Here is what she discovered:
“I found that participants, when considering pitches of run-of-the-mill business ideas, rated women-led ones as generally less viable and less investment-worthy than those described as spearheaded by men. And, even though there were roughly equivalent numbers of male and female participants, I didn’t find any evidence of gender differences: Women rated women just as poorly as the men did. (The participants were also mostly in their early 20s, a sign that this form of gender bias is not a bastion of older generations.) In reality, entrepreneurs aren’t lone warriors […]. Creating a less gendered vision of what successful entrepreneurship looks like will undoubtedly be challenging. But one way to start would be for investors, organizations and educators focused on entrepreneurship to actively promote and rely on criteria based on the content of a business plan, rather than the perceived personality traits of a given individual.”

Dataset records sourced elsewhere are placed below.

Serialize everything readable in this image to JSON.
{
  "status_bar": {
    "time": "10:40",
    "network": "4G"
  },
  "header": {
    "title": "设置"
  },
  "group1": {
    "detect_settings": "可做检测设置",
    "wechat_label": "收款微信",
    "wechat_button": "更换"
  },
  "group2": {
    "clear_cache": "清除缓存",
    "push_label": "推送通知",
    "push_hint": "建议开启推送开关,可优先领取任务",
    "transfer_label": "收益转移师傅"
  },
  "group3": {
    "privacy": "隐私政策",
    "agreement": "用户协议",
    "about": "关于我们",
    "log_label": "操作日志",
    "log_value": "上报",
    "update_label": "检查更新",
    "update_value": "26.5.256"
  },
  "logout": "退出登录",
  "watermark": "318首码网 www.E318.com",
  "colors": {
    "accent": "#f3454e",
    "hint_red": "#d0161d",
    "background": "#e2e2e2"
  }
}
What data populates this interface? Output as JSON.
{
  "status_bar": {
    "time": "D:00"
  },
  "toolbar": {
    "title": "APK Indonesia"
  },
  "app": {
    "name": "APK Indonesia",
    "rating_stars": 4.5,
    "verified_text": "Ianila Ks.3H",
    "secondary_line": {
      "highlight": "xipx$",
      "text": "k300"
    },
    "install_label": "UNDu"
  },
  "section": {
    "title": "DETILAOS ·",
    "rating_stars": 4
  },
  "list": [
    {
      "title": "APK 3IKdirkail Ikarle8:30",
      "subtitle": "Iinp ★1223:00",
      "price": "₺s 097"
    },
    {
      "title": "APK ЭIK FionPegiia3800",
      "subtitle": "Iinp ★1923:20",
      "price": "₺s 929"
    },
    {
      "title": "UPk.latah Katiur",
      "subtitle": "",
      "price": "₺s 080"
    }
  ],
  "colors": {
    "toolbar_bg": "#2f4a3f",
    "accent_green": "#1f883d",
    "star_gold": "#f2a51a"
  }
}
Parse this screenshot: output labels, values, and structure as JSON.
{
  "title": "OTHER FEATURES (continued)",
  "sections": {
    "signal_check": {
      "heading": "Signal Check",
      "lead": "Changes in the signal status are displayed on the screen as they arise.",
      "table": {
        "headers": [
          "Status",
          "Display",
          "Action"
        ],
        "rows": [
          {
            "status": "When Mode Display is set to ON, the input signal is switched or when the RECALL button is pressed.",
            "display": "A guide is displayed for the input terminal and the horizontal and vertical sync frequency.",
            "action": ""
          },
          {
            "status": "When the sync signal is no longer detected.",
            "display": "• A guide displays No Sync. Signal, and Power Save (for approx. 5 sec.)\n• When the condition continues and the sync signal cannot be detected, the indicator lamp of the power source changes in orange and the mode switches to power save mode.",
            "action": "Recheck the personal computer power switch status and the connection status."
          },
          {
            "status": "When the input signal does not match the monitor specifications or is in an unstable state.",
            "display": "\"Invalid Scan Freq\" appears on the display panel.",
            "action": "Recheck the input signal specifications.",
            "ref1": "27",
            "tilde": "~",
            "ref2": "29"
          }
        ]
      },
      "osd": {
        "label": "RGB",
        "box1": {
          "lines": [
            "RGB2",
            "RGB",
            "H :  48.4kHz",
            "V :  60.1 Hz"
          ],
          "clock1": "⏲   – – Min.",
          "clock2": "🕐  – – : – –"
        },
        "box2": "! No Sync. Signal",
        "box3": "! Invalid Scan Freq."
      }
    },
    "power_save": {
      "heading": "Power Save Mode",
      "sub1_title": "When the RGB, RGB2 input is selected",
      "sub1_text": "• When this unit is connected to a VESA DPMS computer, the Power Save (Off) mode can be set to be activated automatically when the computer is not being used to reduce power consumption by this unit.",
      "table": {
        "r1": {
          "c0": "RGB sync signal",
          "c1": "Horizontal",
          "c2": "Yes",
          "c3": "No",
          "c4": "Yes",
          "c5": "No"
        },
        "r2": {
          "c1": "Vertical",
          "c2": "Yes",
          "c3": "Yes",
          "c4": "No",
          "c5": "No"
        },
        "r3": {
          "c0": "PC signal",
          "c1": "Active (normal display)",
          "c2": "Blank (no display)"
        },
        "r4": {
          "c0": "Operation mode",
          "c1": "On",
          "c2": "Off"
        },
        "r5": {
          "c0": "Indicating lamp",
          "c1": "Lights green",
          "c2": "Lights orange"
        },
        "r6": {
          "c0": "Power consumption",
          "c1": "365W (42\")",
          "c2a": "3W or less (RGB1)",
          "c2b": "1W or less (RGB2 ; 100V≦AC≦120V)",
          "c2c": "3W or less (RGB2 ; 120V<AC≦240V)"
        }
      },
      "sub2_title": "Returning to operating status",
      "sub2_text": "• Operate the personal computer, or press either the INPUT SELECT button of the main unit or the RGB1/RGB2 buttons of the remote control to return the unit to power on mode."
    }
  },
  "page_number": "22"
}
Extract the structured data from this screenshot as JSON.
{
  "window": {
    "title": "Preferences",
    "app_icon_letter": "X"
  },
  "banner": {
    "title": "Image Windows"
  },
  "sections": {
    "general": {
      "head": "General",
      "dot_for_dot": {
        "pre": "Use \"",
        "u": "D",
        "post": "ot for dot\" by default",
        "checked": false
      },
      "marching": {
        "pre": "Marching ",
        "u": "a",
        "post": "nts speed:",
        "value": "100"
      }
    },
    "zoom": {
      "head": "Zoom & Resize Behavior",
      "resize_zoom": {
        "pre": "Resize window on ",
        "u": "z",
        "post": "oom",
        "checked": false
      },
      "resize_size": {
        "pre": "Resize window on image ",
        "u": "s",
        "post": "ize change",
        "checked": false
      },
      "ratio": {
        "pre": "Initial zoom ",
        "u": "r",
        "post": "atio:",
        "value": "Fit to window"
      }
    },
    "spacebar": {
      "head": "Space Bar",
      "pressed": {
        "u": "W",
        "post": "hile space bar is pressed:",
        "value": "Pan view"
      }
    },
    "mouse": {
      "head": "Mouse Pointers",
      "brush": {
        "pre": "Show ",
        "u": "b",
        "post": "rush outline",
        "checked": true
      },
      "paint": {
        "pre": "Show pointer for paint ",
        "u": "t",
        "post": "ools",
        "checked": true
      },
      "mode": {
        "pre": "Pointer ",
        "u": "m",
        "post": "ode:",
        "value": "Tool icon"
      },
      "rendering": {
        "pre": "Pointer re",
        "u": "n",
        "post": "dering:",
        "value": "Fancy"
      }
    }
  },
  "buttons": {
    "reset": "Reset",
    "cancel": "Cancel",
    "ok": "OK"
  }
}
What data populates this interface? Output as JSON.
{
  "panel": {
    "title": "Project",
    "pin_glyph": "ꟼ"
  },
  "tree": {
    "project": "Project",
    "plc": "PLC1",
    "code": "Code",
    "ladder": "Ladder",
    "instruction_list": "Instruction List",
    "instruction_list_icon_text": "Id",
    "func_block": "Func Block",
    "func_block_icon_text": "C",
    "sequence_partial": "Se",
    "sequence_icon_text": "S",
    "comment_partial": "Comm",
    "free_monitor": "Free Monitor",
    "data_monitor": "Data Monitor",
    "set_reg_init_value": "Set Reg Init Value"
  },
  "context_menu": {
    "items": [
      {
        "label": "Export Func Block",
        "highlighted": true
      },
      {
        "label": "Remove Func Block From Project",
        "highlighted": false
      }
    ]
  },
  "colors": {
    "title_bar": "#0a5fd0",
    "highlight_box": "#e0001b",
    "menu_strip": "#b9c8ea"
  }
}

To which, I can only answer, good luck with that! We’ve already established there is cognitive bias, which is notoriously difficult to remove. So what can be done? Is there any light at the end of this seemingly impenetrable tunnel? Could the solution be as simple as finding more high-powered female venture capitalists, like Mary Meeker and Kelly Hoey? That would help. But it's not enough. Filling the VC ranks with women is not easy, given the technical and business requirements of the job. And even if there were more women VCs, women aren’t inclined to bestow any favours on their own sex, as we noted in Sarah Thébaud’s study, earlier.
Perhaps a better solution might be to turn the problem upside down—by changing our educational culture. What if we started embracing science as an art? After all, science is every bit as creative as any of the arts, perhaps more so. Artists and scientists have much more in common than they realize. Experiments and hypothesis testing (trial and error) are at the core of the scientific method. Any scientist will tell you that, just as any writer will tell you that trial and error (rewrites and retakes and do-overs) are at the core of writing and musical composition and movie-making, not to mention painting and sculpting.
To make science feel more like an art, fresh creative air must be blown through the dusty, hidebound corridors of science teaching, which is often bound by tradition instead of creativity. To encourage more people—especially women—to go into technical fields we need to make science more relevant to young children, especially girls, and keep making it relevant as they grow up.
Science teachers need to do a better job of relating science to the real world by finding simple, practical and creative ways to show their pupils how science can help people live better lives—because it can. If science and scientific thinking began to feel like a key part of our daily lives, women (and more men, too) might flock to the sciences.
Who says girls innately don’t like science and STEM? Both Marie Curie and her daughter won Nobel Prizes in two core STEM fields: chemistry and physics. So why can’t the next generation of female leaders be inspired to do something similar? The world is becoming more ‘technical’ every day. We continue to write ever more sophisticated code that unlocks the puzzle behind the body and the mind and our health and our quality of life. Surely the world would be a better place if women were equal leaders in this exciting technological arena. I certainly know the next generation would be better and stronger for it, and so would I.